In January the Society had a table at the Capitol rotunda to celebrate the 150th birthday of Olympia. Space limitations caused some genealogy periodicals to be transferred to storage at the Montesano Library. OGS comes to aid of State Library when governor proposes closure.
Thurstoneer program (for individuals with ancestors in the county by 1852 or 1902) handled by OGS for the Thurston County Historic Commission is completed. Another bookshelf helped ease the crowding in the genealogy book section. Interest groups are disappearing.
2004 – 30 years
The costs of producing both a Newsletter and Quarterly caused them to be combined and eventually the Newsletter sent electronically. The 30th anniversary was celebrated in June with special displays and remembrances of the past 30 years.
Library staff conducts classes on the genealogy computers on Ancestry, Heritage Quest, Sanborn Maps and Biography Index. Plans are laid for hosting the WSGS Conference next year.
OGS (co-chairs Dick Johnson and Dave Purtee) hosts the first financially profitable WSGS Conference in a number of years! Conference speakers from our area: Jerry Handfield, Godfrey Ellis, Terry Badger, Jerri McCoy, Steve Morrison, Heather Muller, Terri Nelson, Lynn Red, Marlys Rudeen, Lori Thornton, and Lanny Weaver.
The Genealogy Café program is begun under the leadership of Dave Purtee. There were 14 attendees at the first one. A program on DNA was co-sponsored with the Grays Harbor Genealogical Society.

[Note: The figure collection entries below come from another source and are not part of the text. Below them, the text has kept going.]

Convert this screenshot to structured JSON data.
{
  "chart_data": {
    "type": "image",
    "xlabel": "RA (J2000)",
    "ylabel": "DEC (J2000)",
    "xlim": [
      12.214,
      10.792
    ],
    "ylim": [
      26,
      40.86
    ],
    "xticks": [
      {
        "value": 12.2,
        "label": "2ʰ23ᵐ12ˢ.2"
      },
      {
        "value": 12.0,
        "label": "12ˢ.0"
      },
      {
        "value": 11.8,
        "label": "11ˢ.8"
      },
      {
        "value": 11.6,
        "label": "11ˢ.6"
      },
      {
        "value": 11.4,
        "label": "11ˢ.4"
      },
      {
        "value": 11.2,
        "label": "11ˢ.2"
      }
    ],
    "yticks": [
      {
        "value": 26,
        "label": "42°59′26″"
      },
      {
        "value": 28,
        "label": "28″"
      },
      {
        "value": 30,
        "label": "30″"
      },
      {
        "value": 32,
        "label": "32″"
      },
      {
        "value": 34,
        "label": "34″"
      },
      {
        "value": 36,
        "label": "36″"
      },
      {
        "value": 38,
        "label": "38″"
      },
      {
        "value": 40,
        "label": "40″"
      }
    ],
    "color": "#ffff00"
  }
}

Membership is asked whether they would be willing to read the Quarterly online since costs have increased until it would cost $1100 to print and mail four issues. Olympia Library undergoes remodeling.
2009 – 35 years
The Quarterly goes to online publishing and a “members only” website is established. New hours at Library reduce Genealogy Cafes. Genealogical Open House scheduled in October to celebrate the 35th anniversary of OGS and a large donation of books from Carolyn Hartsuck Wright.

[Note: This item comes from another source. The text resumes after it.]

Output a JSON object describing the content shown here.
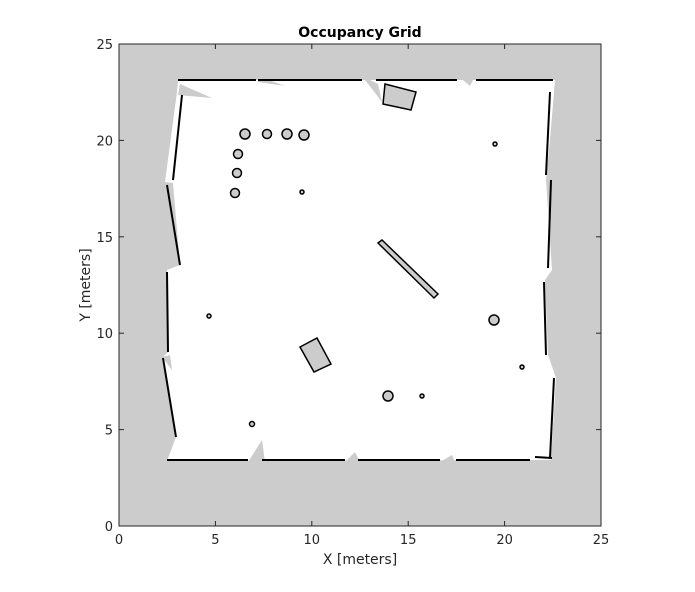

Annual Seminar features John Colletta, numerous books arrive from Wright collection with surplus ones donated to Yakima Genealogical Society Library or sold by society on Amazon.
Annual dinner was headlined by a travelogue on Germany by David and Karen Purtee and seminar topics related to migration and was presented by four speakers. Quarterly contained an extensive article on the Puget Grange No. 371.

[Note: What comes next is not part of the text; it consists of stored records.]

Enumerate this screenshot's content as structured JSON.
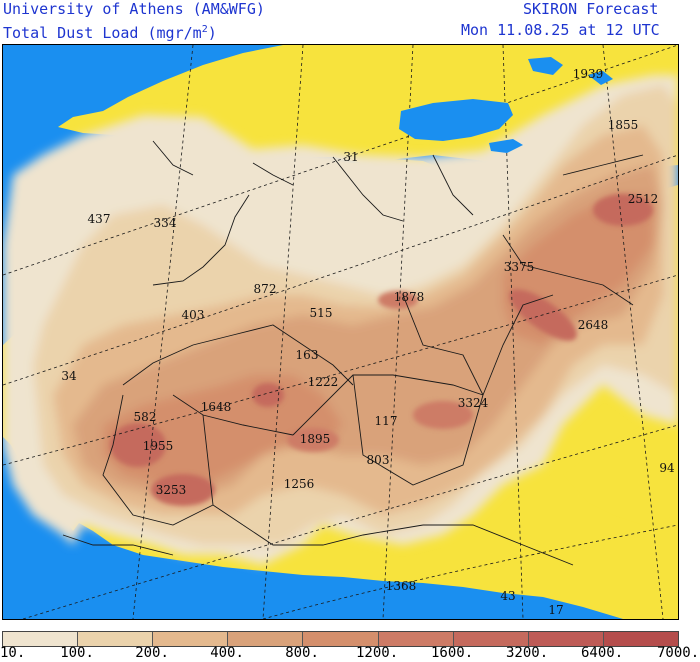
{
  "header": {
    "institution": "University of Athens (AM&WFG)",
    "product": "Total Dust Load (mgr/m",
    "product_sup": "2",
    "product_end": ")",
    "model": "SKIRON Forecast",
    "valid_time": "Mon 11.08.25 at 12 UTC"
  },
  "colors": {
    "sea": "#1a8ff0",
    "dry_land": "#f7e33d",
    "borders": "#1a1a1a",
    "graticule": "#1a1a1a"
  },
  "legend": {
    "breaks": [
      "10.",
      "100.",
      "200.",
      "400.",
      "800.",
      "1200.",
      "1600.",
      "3200.",
      "6400.",
      "7000."
    ],
    "colors": [
      "#efe4cf",
      "#ebd3ac",
      "#e4b98e",
      "#d9a27a",
      "#d48f6c",
      "#cd7b66",
      "#c56a5d",
      "#be5b56",
      "#b54d4c"
    ]
  },
  "map_values": [
    {
      "label": "1939"
    },
    {
      "label": "1855"
    },
    {
      "label": "2512"
    },
    {
      "label": "3375"
    },
    {
      "label": "2648"
    },
    {
      "label": "1878"
    },
    {
      "label": "3324"
    },
    {
      "label": "437"
    },
    {
      "label": "334"
    },
    {
      "label": "872"
    },
    {
      "label": "515"
    },
    {
      "label": "403"
    },
    {
      "label": "163"
    },
    {
      "label": "1222"
    },
    {
      "label": "34"
    },
    {
      "label": "582"
    },
    {
      "label": "1648"
    },
    {
      "label": "1955"
    },
    {
      "label": "1895"
    },
    {
      "label": "117"
    },
    {
      "label": "803"
    },
    {
      "label": "3253"
    },
    {
      "label": "1256"
    },
    {
      "label": "31"
    },
    {
      "label": "94"
    },
    {
      "label": "1368"
    },
    {
      "label": "43"
    },
    {
      "label": "17"
    }
  ]
}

Kerry Upton establishes the OGS Facebook site to provide information and announcements. Jim Hansen from the State Historical Society of Wisconsin was the speaker on “Researching in the Old Northwest” in April at the Phoenix Inn.
Annual dinner at the River’s Edge was headlined by Chuck and Suzanne Hornbuckle with their program on the Oregon Trail. A very successful seminar speaker was Thomas MacEntee who inspired his audience.
2014 – 40 years
Preparations for the 40th anniversary celebration began early in the year and Christine Rose was our seminar guest.
The 2015 Spring Seminar again featured Thomas MacEntee.
The 2016 Spring Seminar featured CeCe Moore.
The 2017 Spring Seminar featured Janice Lovelace and Jill Morelli.
The OGS website was redeveloped in early 2018. New features included online membership join and renewal processes including online payments.
The 2018 Spring Seminar featured Lisa Alzo.
In response to the emergence of member interest in Special Interest Groups (SIGs), work began to organize several SIGs.
The 2019 Spring Seminar featured Blaine Bettinger.
SIG activity continued to grow.
In response to the COVID-19 pandemic, OGS suspended in-person events indefinitely early in 2020 and "went virtual" including the 2020 Spring Seminar. The 2020 Spring Seminar featured Teresa Steinkamp McMillin.
The 2021 Spring Seminar featured Rick Sayre.
The 2022 Spring Seminar featured Diahan Southard.